WETTON MILL

PLAN YOUR VISIT TO WETTON MILL
Location: Off-road parking is available along the roadside near Wetton Mill. Parking at the mill is for patrons only.

Visit: Thor’s Cave is located between Weag’s Bridge and Wetton Mill in the Manifold Valley. It is one of Staffordshire’s most important viewpoints, clearly visible several miles away and from neighbouring roads running through the valley. It is set in a rock face that rises steeply from the valley below, an eerie and awesome sight, the most spectacular in the valley. The cave rises 350 feet above the valley; its 60-foot entrance is very imposing, but the cave inside is comparatively small. A footbridge and a steep, stepped, and sometimes slippery climb take you to the cave from the valley floor, which can be quite treacherous in wet weather. But if you can make it, you will be well rewarded for your effort by the excellent view. Rock climbers use the area around the cave, some of the climbs being officially rated as very severe.
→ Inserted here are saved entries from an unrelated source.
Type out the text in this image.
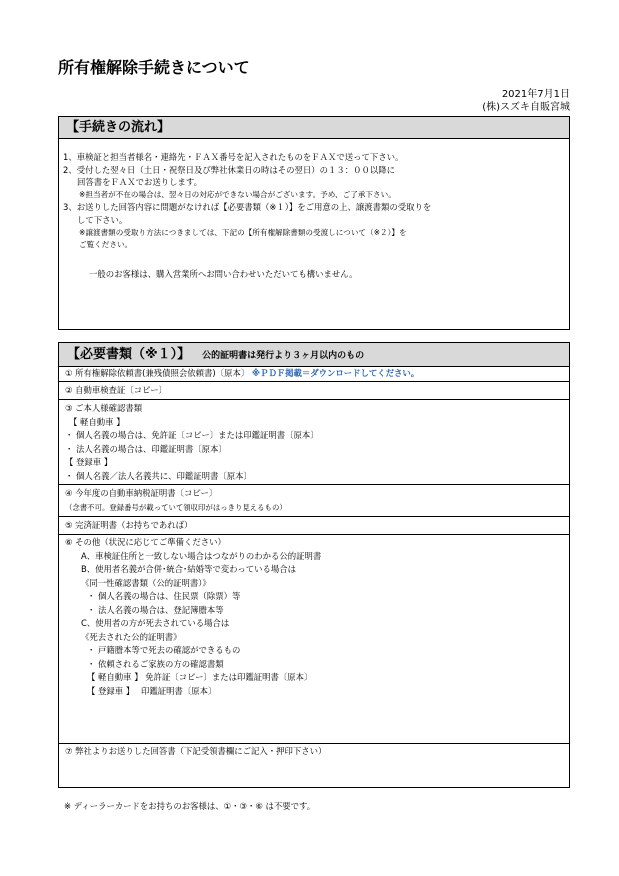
所有権解除手続きについて
2021年7月1日
(株)スズキ自販宮城
【手続きの流れ】
1、車検証と担当者様名・連絡先・ＦＡＸ番号を記入されたものをＦＡＸで送って下さい。
2、受付した翌々日（土日・祝祭日及び弊社休業日の時はその翌日）の１３：００以降に
回答書をＦＡＸでお送りします。
※担当者が不在の場合は、翌々日の対応ができない場合がございます。予め、ご了承下さい。
3、お送りした回答内容に問題がなければ【必要書類（※１）】をご用意の上、譲渡書類の受取りを
して下さい。
※譲渡書類の受取り方法につきましては、下記の【所有権解除書類の受渡しについて（※２）】を
ご覧ください。
一般のお客様は、購入営業所へお問い合わせいただいても構いません。
【必要書類（※１）】 公的証明書は発行より３ヶ月以内のもの
① 所有権解除依頼書(兼残債照会依頼書)〔原本〕 ※ＰＤＦ掲載＝ダウンロードしてください。
② 自動車検査証〔コピー〕
③ ご本人様確認書類
【 軽自動車 】
・ 個人名義の場合は、免許証〔コピー〕または印鑑証明書〔原本〕
・ 法人名義の場合は、印鑑証明書〔原本〕
【 登録車 】
・ 個人名義／法人名義共に、印鑑証明書〔原本〕
④ 今年度の自動車納税証明書〔コピー〕
（念書不可。登録番号が載っていて領収印がはっきり見えるもの）
⑤ 完済証明書（お持ちであれば）
⑥ その他（状況に応じてご準備ください）
A、車検証住所と一致しない場合はつながりのわかる公的証明書
B、使用者名義が合併･統合･結婚等で変わっている場合は
《同一性確認書類（公的証明書）》
・ 個人名義の場合は、住民票（除票）等
・ 法人名義の場合は、登記簿謄本等
C、使用者の方が死去されている場合は
《死去された公的証明書》
・ 戸籍謄本等で死去の確認ができるもの
・ 依頼されるご家族の方の確認書類
【 軽自動車 】 免許証〔コピー〕または印鑑証明書〔原本〕
【 登録車 】　 印鑑証明書〔原本〕
⑦ 弊社よりお送りした回答書（下記受領書欄にご記入・押印下さい）
※ ディーラーカードをお持ちのお客様は、①・③・⑥ は不要です。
It has been used as the location for several films, including the 1988 film The Lair of the White Worm, directed by Ken Russell and starring Hugh Grant. The cave also appeared on the front cover of The Verve’s, a northern soul group’s first album, ‘A Storm in Heaven’.
Refreshments: The tearoom at Wetton Mill, Royal Oak at Wetton and food outlets at nearby Hartington.
Wetton: In the summer, Wetton is a picture with its pretty cottages and lovely gardens, and it is not surprising that so many people have decided to take their holidays in the village. For the more adventurous, there is the campsite behind the pub, but there is plenty of choice for those who prefer four walls. In the heart of the village is The Royal Oak, a cosy 400-year-old pub.


WETTON MILL

Wetton Mill, owned by the National Trust, is the starting point of many walks. It is a very popular spot with visitors to the Manifold Valley, which has some of the most spectacular scenery in the Peak District and is rich with wildflowers, butterflies, and birds. There is a tearoom, housed in one of the former grist buildings at the mill, which provides most welcome refreshments. It was originally a water mill used to grind corn. The remains of the millstream and an old grindstone can still be seen.
The river beds of the Manifold and Hamps are frequently dry during the summer months; the water having gone underground into the porous limestone rocks. During dry weather, the Manifold disappears at the mill and re-emerges from its underground journey from a boil hole at Ilam. Ossum’s Cave at The mill is known to have been used in the Stone Age, where flints were fashioned. Wetton Mill once had a railway station and waiting room, which had ceased production before the railway line was built.
The Leek and Manifold Light Railway used to run through the valley, from 1904 to 1934. It was a narrow-gauge railway that ran from Hulme End in the north to Waterhouses in the south and was operated by the North Staffordshire Railway Company. It was opened largely to provide faster service for milk and dairy products from farms around the valley and linked up with a daily milk train that ran from Waterhouses to London. It also provided easier transport for the copper mined at Ecton. Lack of sufficient business forced the line’s closure, and it has subsequently been turned into a trail for walkers and cyclists, only two miles of which from Swainsley Tunnel to Wetton Mill is not car-free.